Yes I agree with it more or less, but with some quibbles over the semantics of "neutral".

I'm lazy so this quote from Ken Knabb might explain

Ken Knabb wrote:
When people say that technology is neutral, they mean that most technologies are not inherently good or bad, it depends how they’re used (a murderer can use a knife to kill you, a surgeon can use it to save your life). When technophobes declare that technology is not neutral, they mean that technologies are inherently bad and cannot be put to good uses (or at least that any good use is inevitably outweighed by bad side-effects). That is, in effect they are saying that technology is separable from society, because it is bad regardless of the society. But Zerzan also states that technology “always partakes of and expresses the basic values of the social system in which it is embedded.” If this is true, then technology is not inherently bad: a liberated, nonexploitive society will naturally create liberating, nonexploitive technologies, just as the present alienated social system naturally produces alienated forms (or uses) of technology.

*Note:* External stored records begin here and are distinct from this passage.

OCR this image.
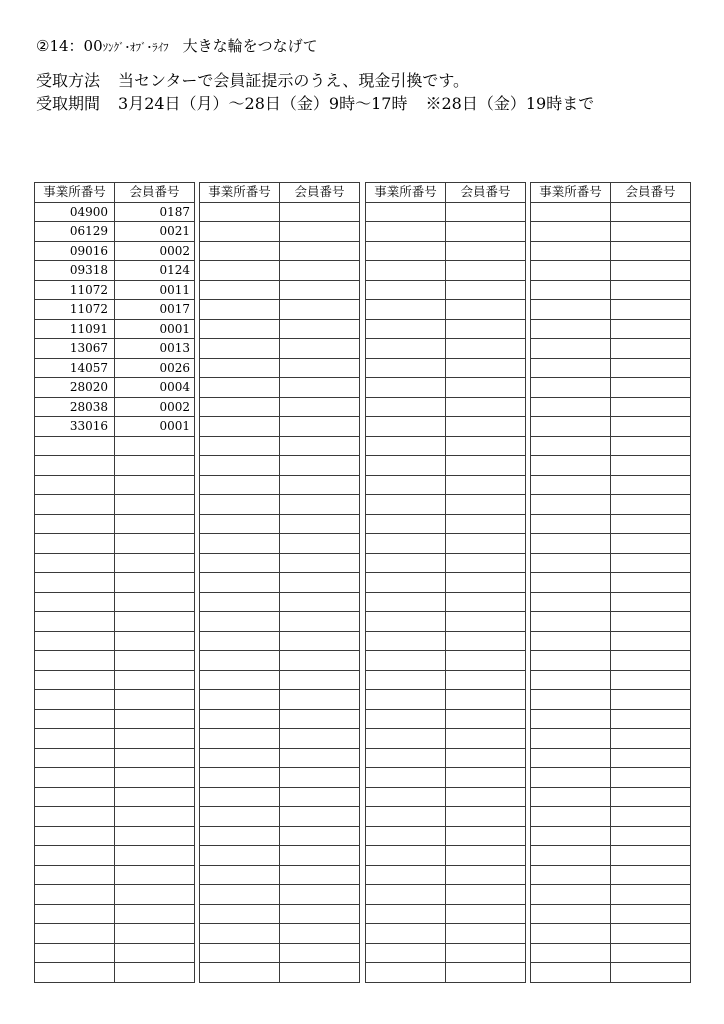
②14：00ｿﾝｸﾞ･ｵﾌﾞ･ﾗｲﾌ 大きな輪をつなげて
受取方法 当センターで会員証提示のうえ、現金引換です。
受取期間 3月24日（月）～28日（金）9時～17時 ※28日（金）19時まで
事業所番号	会員番号
04900	0187
06129	0021
09016	0002
09318	0124
11072	0011
11072	0017
11091	0001
13067	0013
14057	0026
28020	0004
28038	0002
33016	0001

事業所番号	会員番号

	事業所番号	会員番号

	事業所番号	会員番号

http://www.bopsecrets.org/CF/primitivism.htm

In capitalism, high speed mobile internet (which is all that 5G is) will be used for purposes that aid capitalism. But in socialism such a technology could be used to help with the distribution of goods according to communist principles, amongst other things.

This is an interesting line of argument, but I think what it shows is the need to distinguish between "technology" as an abstract concept, which I think is not very helpful to talk about, and specific technologies. So, I think we can all agree that there's no liberating, non-exploitative use of nuclear weapons, and the majority of communists would probably agree that we wouldn't want nuclear power at all, that there's no way such a thing can be separated from its capitalist development and use.

Obviously, high-speed mobile internet is not a nuclear weapon, but it's still worth questioning what assumptions are built into it - does it include the assumption of a smartphone, or something like it? What about, say, a society that decided that instead of smartphones, if people needed to consult the internet when out and about, it would be better to have technology more along the lines of phone booths or library computers, would that society still have much need for mobile internet, or see it as being a priority?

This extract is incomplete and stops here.